Today a number of us are phoning vulnerable families – checking they have enough to eat, are coping with the lockdown, that they still have gas and electricity. Yesterday one of my team visited a home to put £20 on the family’s PayPoint card, paying for electricity to keep them going for a few days. She also bought them food basics such as bread and milk. I know colleagues in more affluent schools who have parents emailing for university-level extension tasks. Here the calls are about food vouchers. The coronavirus has made the societal differences across the country more glaring.

Thursday: I go to Tesco for meal vouchers

The vouchers we have sent to families with children eligible for free school meals have arrived in some homes but not others, probably owing to a disrupted postal service. We posted them to avoid having hundreds of parents turning up at school, but we are inundated with calls from those who have not yet had them.

At least three have moved without telling the school, several want a set of vouchers per parent as “we share custody”, and one mum has moved into an emergency refuge.

It feels as if we are trying to solve all of society’s ills. In the end, I go to Tesco myself and buy as many vouchers as I can put on my own credit card, inviting the neediest in, one at a time, to collect.

Friday: I shut my blinds and have a cry

Today we have 12 children and I am expecting the numbers to rise as soon as those who went into 14-day isolations start to come out.
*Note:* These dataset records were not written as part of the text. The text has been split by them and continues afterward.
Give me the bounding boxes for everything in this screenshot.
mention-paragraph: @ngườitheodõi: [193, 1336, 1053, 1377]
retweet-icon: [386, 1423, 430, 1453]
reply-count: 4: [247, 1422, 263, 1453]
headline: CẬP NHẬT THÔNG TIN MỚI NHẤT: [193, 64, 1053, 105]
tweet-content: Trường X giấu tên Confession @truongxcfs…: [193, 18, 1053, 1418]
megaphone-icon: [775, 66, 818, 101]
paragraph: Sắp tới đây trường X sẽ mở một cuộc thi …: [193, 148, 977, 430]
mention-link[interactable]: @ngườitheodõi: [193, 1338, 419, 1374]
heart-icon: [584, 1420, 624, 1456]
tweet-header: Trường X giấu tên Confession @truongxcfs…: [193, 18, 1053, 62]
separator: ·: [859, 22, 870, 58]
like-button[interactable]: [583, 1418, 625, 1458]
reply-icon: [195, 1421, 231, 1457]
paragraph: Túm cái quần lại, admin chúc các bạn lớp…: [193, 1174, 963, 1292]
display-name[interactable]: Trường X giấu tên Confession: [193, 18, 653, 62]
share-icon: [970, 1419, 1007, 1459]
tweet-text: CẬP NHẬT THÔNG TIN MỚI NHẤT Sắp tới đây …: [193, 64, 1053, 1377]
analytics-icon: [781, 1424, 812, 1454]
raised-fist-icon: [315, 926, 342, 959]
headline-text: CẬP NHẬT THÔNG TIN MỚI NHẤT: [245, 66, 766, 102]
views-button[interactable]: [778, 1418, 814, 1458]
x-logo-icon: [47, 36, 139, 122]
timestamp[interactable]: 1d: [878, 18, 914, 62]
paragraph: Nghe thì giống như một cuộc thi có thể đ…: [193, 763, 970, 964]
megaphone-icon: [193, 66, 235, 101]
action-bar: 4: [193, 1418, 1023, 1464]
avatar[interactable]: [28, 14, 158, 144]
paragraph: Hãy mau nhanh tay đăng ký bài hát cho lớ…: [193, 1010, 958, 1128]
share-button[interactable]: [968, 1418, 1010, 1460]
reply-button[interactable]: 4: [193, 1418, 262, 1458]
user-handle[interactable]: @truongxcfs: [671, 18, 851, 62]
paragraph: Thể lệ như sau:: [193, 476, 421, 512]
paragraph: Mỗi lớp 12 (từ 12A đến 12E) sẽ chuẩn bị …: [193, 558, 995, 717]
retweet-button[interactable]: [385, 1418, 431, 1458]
Some parents call to say they can’t cope and they want to send their children back in for respite. It is difficult trying to explain that we can’t do this. Every child in school needs adult supervision and every member of staff I ask to come in is another I’m putting at risk. The majority of the children we are supervising have special needs and respond best to their regular teaching assistants, most of whom are more mature women. It is a vicious catch-22.

I’m exhausted and miserable and deeply scared for so many children. The ones on the edges of gang life, at risk of exploitation, in unsafe homes, and with little food in the cupboard. I shut my blinds, hide in the corner, have a cry and then pull myself together.

One of our most vulnerable children, who is in foster care, has created a PowerPoint about happiness and he wants to share it with me. It’s touching. When we have the bandwidth, I’ll share it with the whole staff.